Andy Warhol, Annie Oakley, from the Cowboys and Indians Series, 1986
|Artist:||Andy Warhol (1928 - 1987)|
|Title:||Annie Oakley, from the Cowboys and Indians Series, 1986|
|Series:||Cowboys and Indians Series, 1986|
|Medium:||Color Screenprint on Lenox Museum Board|
|Image:||36 in x 36 in (91.4 cm x 91.4 cm)|
|Sheet:||36 in x 36 in (91.4 cm x 91.4 cm)|
|Framed:||approx. 44 13/16 in x 44 13/16 in (113.8 cm x 113.8 cm)|
|Edition:||Numbered from the edition of 250 in pencil in lower left. Each print is unique; published by Gaultney, Klineman Art, Inc., New York; printed by Rupert Jasen Smith, New York.|
|Signature:||This work is hand signed by Andy Warhol (Pennsylvania, 1928 – New York, 1987) in pencil in the lower left.|
|Condition:||This work is in excellent condition.|
Andy Warhol Annie Oakley screenprint from the Cowboys and Indians Series, 1986 shows the sharpshooter ready for a performance, donning a hat and adorned with copious medals on her chest. These medals take up much of the viewer’s attention; the color of her face is relatively muted compared to the oranges and red-pinks of the medals on her chest. The use of contrasting linework to trace the medals’ outlines accentuates this focus on her accomplishments rather than her person.
Much like his portrayals of other popular figures in the Cowboys and Indians series, such as John Wayne, Andy Warhol’s Annie Oakley is focused on her celebrity rather than her life or background. Annie Oakley, whose real name was Phoebe Ann Mosey, rose to fame as part of Buffalo Bill’s Wild West show. Cowboys and Indians explores the idealized version of the West and its icons. Known as “Little Sure Shot,” Oakley was one of these icons. She quickly became the most popular performer in the Wild West show from her role in its national and international tours, becoming a symbol of the American West both in the United States and internationally.
Created in 1986, Andy Warhol’s Annie Oakley is a color screenprint on Lenox Museum Board and is hand signed in the lower left corner in pencil. It is a unique work of an edition of 250, published by Gaultney, Klineman Art Inc., New York and printed by Rupert Jason Smith, New York.
Andy Warhol Cowboys and Indians Series:
Andy Warhol’s Cowboys and Indians series of 1986 consists of ten prints each depicting their own respective subject—John Wayne, Annie Oakley, Kachina Dolls, Geronimo, Buffalo Nickel, Tonto, Theodore Roosevelt, General George Custer, Plains Indian Shield, and Northwest Coast Mask.

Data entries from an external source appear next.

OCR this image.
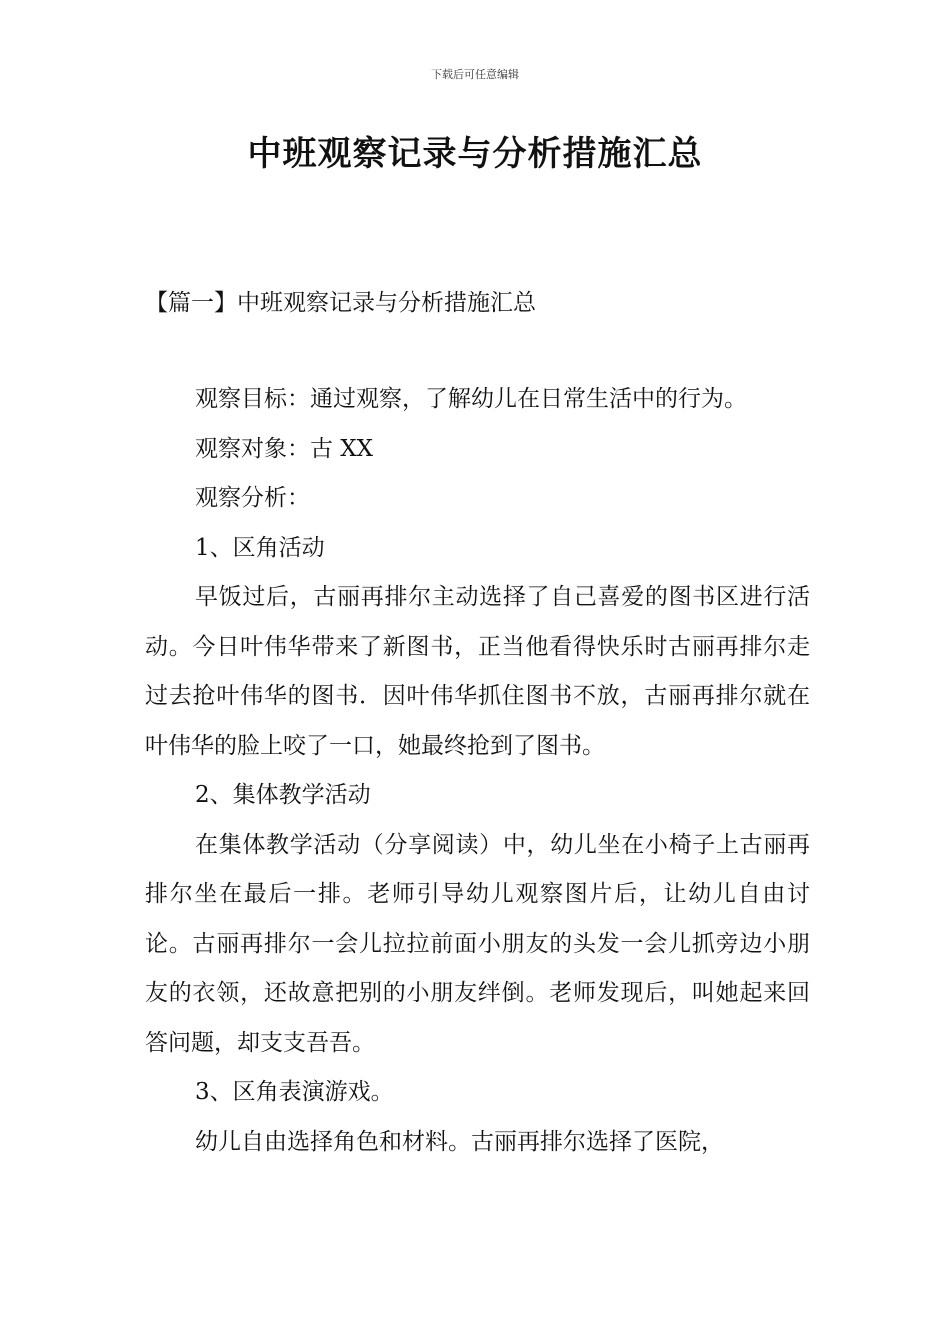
下载后可任意编辑
中班观察记录与分析措施汇总
【篇一】中班观察记录与分析措施汇总

观察目标：通过观察，了解幼儿在日常生活中的行为。

观察对象：古 XX

观察分析：

1、区角活动

早饭过后，古丽再排尔主动选择了自己喜爱的图书区进行活动。今日叶伟华带来了新图书，正当他看得快乐时古丽再排尔走过去抢叶伟华的图书．因叶伟华抓住图书不放，古丽再排尔就在叶伟华的脸上咬了一口，她最终抢到了图书。

2、集体教学活动

在集体教学活动（分享阅读）中，幼儿坐在小椅子上古丽再排尔坐在最后一排。老师引导幼儿观察图片后，让幼儿自由讨论。古丽再排尔一会儿拉拉前面小朋友的头发一会儿抓旁边小朋友的衣领，还故意把别的小朋友绊倒。老师发现后，叫她起来回答问题，却支支吾吾。

3、区角表演游戏。

幼儿自由选择角色和材料。古丽再排尔选择了医院，
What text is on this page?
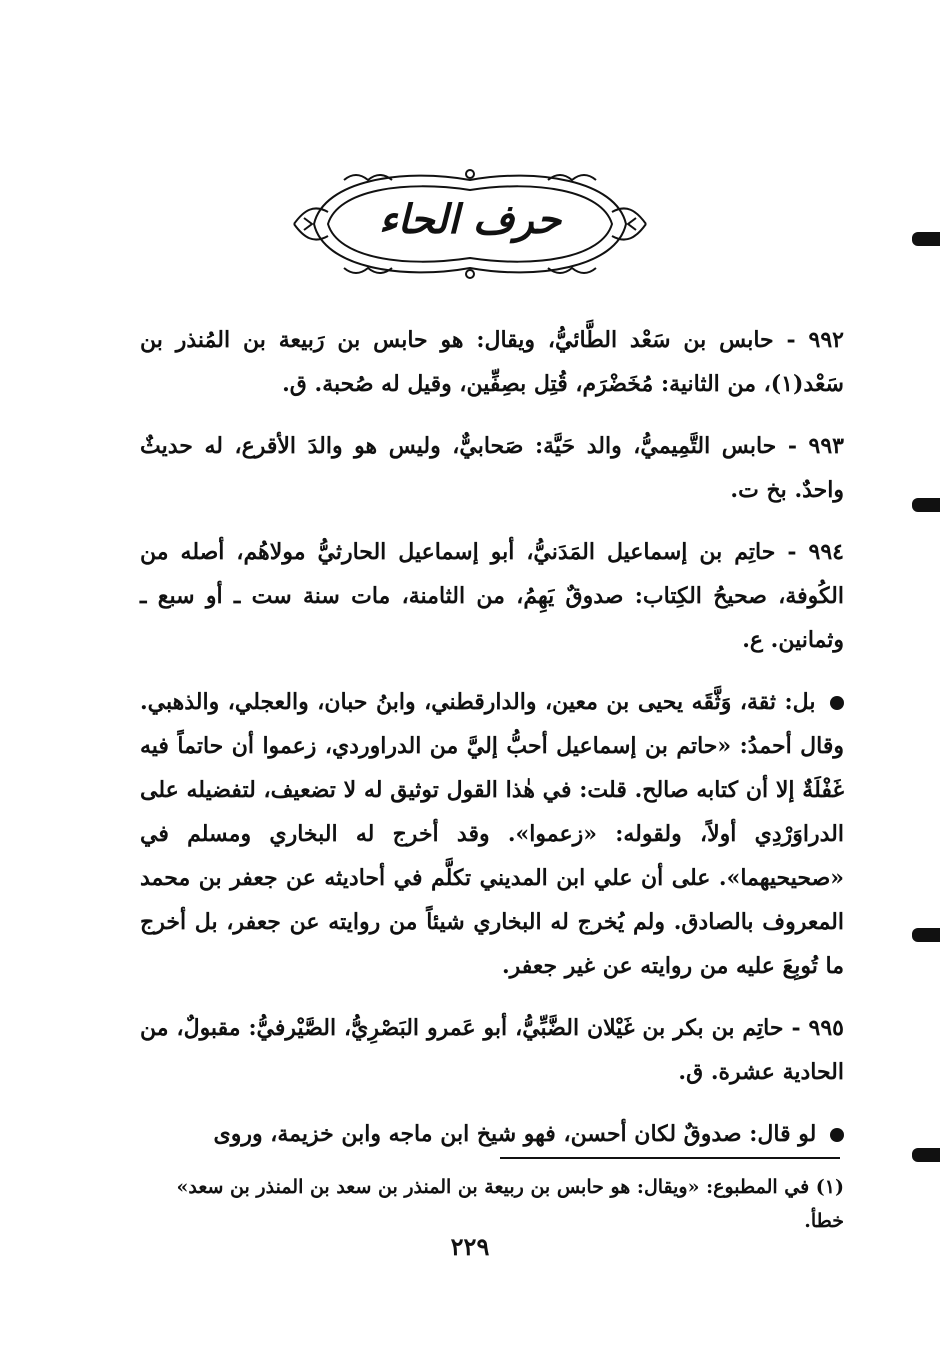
حرف الحاء

٩٩٢ - حابس بن سَعْد الطَّائيُّ، ويقال: هو حابس بن رَبيعة بن المُنذر بن سَعْد(١)، من الثانية: مُخَضْرَم، قُتِل بصِفِّين، وقيل له صُحبة. ق.

٩٩٣ - حابس التَّمِيميُّ، والد حَيَّة: صَحابيٌّ، وليس هو والدَ الأقرع، له حديثٌ واحدٌ. بخ ت.

٩٩٤ - حاتِم بن إسماعيل المَدَنيُّ، أبو إسماعيل الحارثيُّ مولاهُم، أصله من الكُوفة، صحيحُ الكِتاب: صدوقٌ يَهِمُ، من الثامنة، مات سنة ست ـ أو سبع ـ وثمانين. ع.

بل: ثقة، وَثَّقَه يحيى بن معين، والدارقطني، وابنُ حبان، والعجلي، والذهبي. وقال أحمدُ: «حاتم بن إسماعيل أحبُّ إليَّ من الدراوردي، زعموا أن حاتماً فيه غَفْلَةٌ إلا أن كتابه صالح. قلت: في هٰذا القول توثيق له لا تضعيف، لتفضيله على الدراوَرْدِي أولاً، ولقوله: «زعموا». وقد أخرج له البخاري ومسلم في «صحيحيهما». على أن علي ابن المديني تكلَّم في أحاديثه عن جعفر بن محمد المعروف بالصادق. ولم يُخرج له البخاري شيئاً من روايته عن جعفر، بل أخرج ما تُوبِعَ عليه من روايته عن غير جعفر.

٩٩٥ - حاتِم بن بكر بن غَيْلان الضَّبِّيُّ، أبو عَمرو البَصْرِيُّ، الصَّيْرفيُّ: مقبولٌ، من الحادية عشرة. ق.

لو قال: صدوقٌ لكان أحسن، فهو شيخ ابن ماجه وابن خزيمة، وروى

(١) في المطبوع: «ويقال: هو حابس بن ربيعة بن المنذر بن سعد بن المنذر بن سعد» خطأ.
٢٢٩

Featuring images of famous American Western icons, Warhol’s series explores the relationship between Native Americans and Hollywood's portrayal of them in Western films. Warhol, being fascinated with celebrity culture, uses these famous figures to examine ways in which fame and popular culture intersect with history and myth.

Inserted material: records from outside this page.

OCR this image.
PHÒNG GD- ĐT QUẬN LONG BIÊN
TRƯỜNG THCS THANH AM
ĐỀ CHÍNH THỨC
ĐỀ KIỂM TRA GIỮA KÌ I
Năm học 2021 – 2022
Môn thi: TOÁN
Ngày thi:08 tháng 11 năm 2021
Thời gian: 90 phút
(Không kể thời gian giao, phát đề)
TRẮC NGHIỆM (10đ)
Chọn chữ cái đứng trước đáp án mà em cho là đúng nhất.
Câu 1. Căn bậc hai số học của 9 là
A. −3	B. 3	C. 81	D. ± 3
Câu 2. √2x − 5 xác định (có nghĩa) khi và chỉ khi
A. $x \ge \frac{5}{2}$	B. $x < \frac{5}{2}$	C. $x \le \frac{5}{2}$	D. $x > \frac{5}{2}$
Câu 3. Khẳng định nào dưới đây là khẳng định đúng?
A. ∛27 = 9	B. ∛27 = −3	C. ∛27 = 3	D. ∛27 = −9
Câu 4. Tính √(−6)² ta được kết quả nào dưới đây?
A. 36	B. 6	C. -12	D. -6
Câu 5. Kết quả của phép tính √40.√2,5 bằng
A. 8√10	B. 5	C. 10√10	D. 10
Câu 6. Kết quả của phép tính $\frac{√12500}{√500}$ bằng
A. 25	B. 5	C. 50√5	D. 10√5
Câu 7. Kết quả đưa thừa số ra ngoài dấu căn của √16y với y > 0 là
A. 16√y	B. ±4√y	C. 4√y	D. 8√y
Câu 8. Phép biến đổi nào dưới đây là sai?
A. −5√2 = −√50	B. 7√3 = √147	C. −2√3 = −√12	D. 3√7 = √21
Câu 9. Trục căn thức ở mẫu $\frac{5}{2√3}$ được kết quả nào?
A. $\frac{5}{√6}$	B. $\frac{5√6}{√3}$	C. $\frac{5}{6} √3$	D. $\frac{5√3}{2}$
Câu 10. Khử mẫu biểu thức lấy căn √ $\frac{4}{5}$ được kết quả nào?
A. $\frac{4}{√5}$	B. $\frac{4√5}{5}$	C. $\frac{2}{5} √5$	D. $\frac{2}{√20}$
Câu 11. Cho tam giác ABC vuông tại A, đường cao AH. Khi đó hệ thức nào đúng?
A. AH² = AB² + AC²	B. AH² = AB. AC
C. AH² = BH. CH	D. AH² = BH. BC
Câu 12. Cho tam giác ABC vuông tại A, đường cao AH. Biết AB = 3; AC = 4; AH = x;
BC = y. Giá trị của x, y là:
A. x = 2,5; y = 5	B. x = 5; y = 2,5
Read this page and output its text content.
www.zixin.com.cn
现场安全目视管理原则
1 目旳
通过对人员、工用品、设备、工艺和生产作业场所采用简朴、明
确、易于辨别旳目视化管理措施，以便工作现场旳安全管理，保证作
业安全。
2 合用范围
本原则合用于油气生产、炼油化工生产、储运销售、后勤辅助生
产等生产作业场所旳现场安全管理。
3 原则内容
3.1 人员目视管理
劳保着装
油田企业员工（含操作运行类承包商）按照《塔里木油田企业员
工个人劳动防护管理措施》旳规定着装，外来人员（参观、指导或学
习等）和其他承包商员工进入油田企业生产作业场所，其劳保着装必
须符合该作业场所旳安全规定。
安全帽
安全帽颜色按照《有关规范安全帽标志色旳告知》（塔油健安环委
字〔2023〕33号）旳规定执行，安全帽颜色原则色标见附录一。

The Cowboys and Indians series was also created during a time at which Warhol was exploring his own Native American heritage. His mother was of Ruthenian and Carpatho-Rusyn descent, but Warhol claimed that his father was of Slovakian and Native American ancestry.
Overall, the Cowboys and Indians series reflects Warhol's interest in American culture and history, as well as his fascination with celebrity and the intersection of art and commerce.
This screenprint is part of a portfolio of works Warhol created in 1986 titled Cowboys and Indians. Other works in the Cowboys and Indians Series include General Custer, Sitting Bull, Kachina Dolls, Geronimo, Annie Oakley, War Bonnet Indian, Buffalo Nickel, Action Picture, Northwest Coast Mask, Plains Indians Shield, Mother and Child, Indian Head Nickel, and Teddy Roosevelt.
Catalogue Raisonné & COA:
Andy Warhol, Annie Oakley, from the Cowboys and Indians Series, 1986 is fully documented and referenced in the below catalogue raisonnés and texts (copies will be enclosed as added documentation with the invoices that will accompany the sale of the work).
1. Feldman, Frayda and Jörg Schellmann. Andy Warhol Prints: A Catalogue Raisonné 1962 – 1987, 4th Ed. New York: Distributed Art Publishers, Inc., 2003.
2. A Certificate of Authenticity will accompany this artwork.
About the Framing:
Framed to museum-grade, conservation standards, Andy Warhol Annie Oakley, from the Cowboys and Indians Series, 1986 is presented in a complementary moulding and finished with silk-wrapped mats and optical grade Plexiglas.